Durchschnittlich, also die letzten Zahlen sind von 2012, waren es 611 Kilo pro Bundesbürger im Jahr. Das sind etwa 1,7 Kilo pro Tag. Schon eine ganze Menge!

Was war der Auslöser, ein „Wasteland Rebel“ zu werden?
Man lässt sich ja schnell einlullen, mit dem, was einem geboten wird und denkt, das ist das Ökologischste. Aber dann zu sehen, man kann tatsächlich noch weiter gehen wie „Ich muss das nicht kaufen“. Wenn die Gurke eingeschweißt ist, zwingt mich keiner, eine zu kaufen. Dann mache ich den Salat ohne Gurke, oder kaufe die Gurke woanders. Darauf bin ich durch einen Beitrag auf Facebook gekommen. In einer veganen Gruppe wurde ein Video von Béa Johnson aus Kalifornien geteilt, die Zero Waste begonnen hatte.

Musst du verzichten?
Gar nicht. Wir haben auch nie mit diesem Gedanken angefangen. Wir haben hier und da geschaut, wie weit wir kommen. Wir dachten auch, irgendwo sind Grenzen und sind überrascht, dass wir diese Grenzen immer noch nicht erreicht haben.

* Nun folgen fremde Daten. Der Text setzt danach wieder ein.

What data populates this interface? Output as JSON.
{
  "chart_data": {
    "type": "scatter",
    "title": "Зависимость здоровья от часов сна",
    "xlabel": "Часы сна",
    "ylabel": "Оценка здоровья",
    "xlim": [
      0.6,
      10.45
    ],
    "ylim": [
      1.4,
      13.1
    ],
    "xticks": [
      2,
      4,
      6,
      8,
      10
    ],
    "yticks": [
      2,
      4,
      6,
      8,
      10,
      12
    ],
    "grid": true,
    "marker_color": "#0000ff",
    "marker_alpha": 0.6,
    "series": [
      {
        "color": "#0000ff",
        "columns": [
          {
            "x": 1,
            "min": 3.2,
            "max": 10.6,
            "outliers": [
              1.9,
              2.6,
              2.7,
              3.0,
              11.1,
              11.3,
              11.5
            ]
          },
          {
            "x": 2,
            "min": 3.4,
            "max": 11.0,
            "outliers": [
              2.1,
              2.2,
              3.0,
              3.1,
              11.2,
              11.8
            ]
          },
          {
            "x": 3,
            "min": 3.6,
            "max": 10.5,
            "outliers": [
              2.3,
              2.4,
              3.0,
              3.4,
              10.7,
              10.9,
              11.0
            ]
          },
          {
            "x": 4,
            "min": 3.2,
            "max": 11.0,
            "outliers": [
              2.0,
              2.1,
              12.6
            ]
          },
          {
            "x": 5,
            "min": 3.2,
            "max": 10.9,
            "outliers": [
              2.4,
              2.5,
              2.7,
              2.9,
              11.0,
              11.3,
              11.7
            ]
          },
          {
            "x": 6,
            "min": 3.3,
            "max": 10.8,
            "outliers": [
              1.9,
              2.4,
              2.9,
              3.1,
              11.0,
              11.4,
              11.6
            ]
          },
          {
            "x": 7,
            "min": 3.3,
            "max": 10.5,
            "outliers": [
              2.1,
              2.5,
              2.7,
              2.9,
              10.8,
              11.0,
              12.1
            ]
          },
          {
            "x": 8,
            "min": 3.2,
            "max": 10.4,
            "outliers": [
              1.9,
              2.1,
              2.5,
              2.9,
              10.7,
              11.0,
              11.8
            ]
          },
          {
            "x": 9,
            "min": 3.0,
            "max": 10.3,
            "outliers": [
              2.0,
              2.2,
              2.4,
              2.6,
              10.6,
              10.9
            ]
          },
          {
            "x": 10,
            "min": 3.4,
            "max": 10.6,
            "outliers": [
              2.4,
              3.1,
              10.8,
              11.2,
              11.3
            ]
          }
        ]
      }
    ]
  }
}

Das ist das Spannende dabei.

Was bedeutet dein Lebensstil für dich?
Ich finde, wir Leben luxuriöser als vorher. Luxus, weil wir nur noch bio kaufen. Wir müssen weniger arbeiten, denn man braucht weniger Geld. Was auch, finde ich, Luxus ist, also Zeit zu haben. Und es ist Luxus in dem Sinne, weil sich bei mir körperlich einiges getan hat. Ich habe Neurodermitis und allergisches Asthma – und das ist alles weg. Das finde ich befreiend.

Heute muss alles flexibel, immer verfügbar sein. Wie gehst du damit um?
Ich habe immer meinen Rucksack oder meine Tasche dabei und da ist alles drin. Das heißt, ich habe einen sauberen Beutel, womit ich mir unterwegs problemlos Essen kaufen kann. Manchmal habe ich noch eine Edelstahlbrotdose dabei, damit könnte ich mir unterwegs auch eine Pommes kaufen, was ich aber seltsamerweise gar nicht mehr mache. Unterwegs Kaffee zu kaufen, mache ich eigentlich nicht mehr. Ich nehme mir inzwischen echt gerne die kleine Auszeit, mich hinzusetzen und den Kaffee vor Ort zu trinken. Und wenn ich weiß, ich komme in typische Situationen, in denen ich einen Kaffee kaufe, dann nehme ich mir einen Bescher mit.

Wie sehen die Reaktionen aus?
Coffee-to-go-Becher kennt jeder. Da gibt es keine Probleme. Wenn die Leute das überhaupt kommentieren, dann sehr, sehr positiv. Gerade in kleineren Geschäften, wo der Chef noch selbst hinter dem Tresen steht. Denn der weiß, was all die Becher kosten. Und das Brot lassen wir uns rüberreichen und packen es in unseren Brotbeutel. Es wird erstaunlich wenig darauf reagiert.

Gibt es im Alltag immer noch Herausforderungen?
Ja. Über Make-up habe ich mir lange Gedanken gemacht. Ich habe aber viele Rezepte zum Selbermachen gefunden, die ich ausprobieren möchte. Grenzen sind: Haare färben. Ich färbe so selten wie möglich nach und bespreche auch mit den Frisören, wie man das am müllärmsten machen kann. Oder medizinische Sachen: Ich habe mir Neujahr fast die Fingerkuppe abgeschnitten. Ich war in einer überfüllten Notaufnahme und wurde dort verarztet, da ich einen Verband gebraucht habe. Es gibt Sachen, bei denen man Müll nicht vermeiden kann. Aber das finde ich auch in Ordnung, es geht ja schließlich nicht um Selbstgeißelung.

Warum Zero Waste und nicht freegan, also unabhängig vom Konsum?
Wir wollen Nachfrage generieren. Wenn man sich zurückzieht, ist man für das System nicht mehr interessant. Man ist kein Konsument und man hat nichts mehr, womit man abstimmen kann. Mit dem Zero-Waste-Ansatz können wir auch die ökologische Landwirtschaft unterstützen. Damit ein Weg frei gemacht wird.

Ein Einsteiger-Tipp für alle, die an ihrem Verhalten etwas ändern möchten.
Anfangen! Es ist viel getan, hier und da zu reduzieren und dort anzufangen, wo es einem nicht wehtut. Wenn man darauf achtet, gibt es so viele Stellen. Man hat für viele Sachen nicht mehr gelernt, dass es ein Maß gibt. Und wenn im Bad weniger rumsteht, wird man das sehr angenehm finden.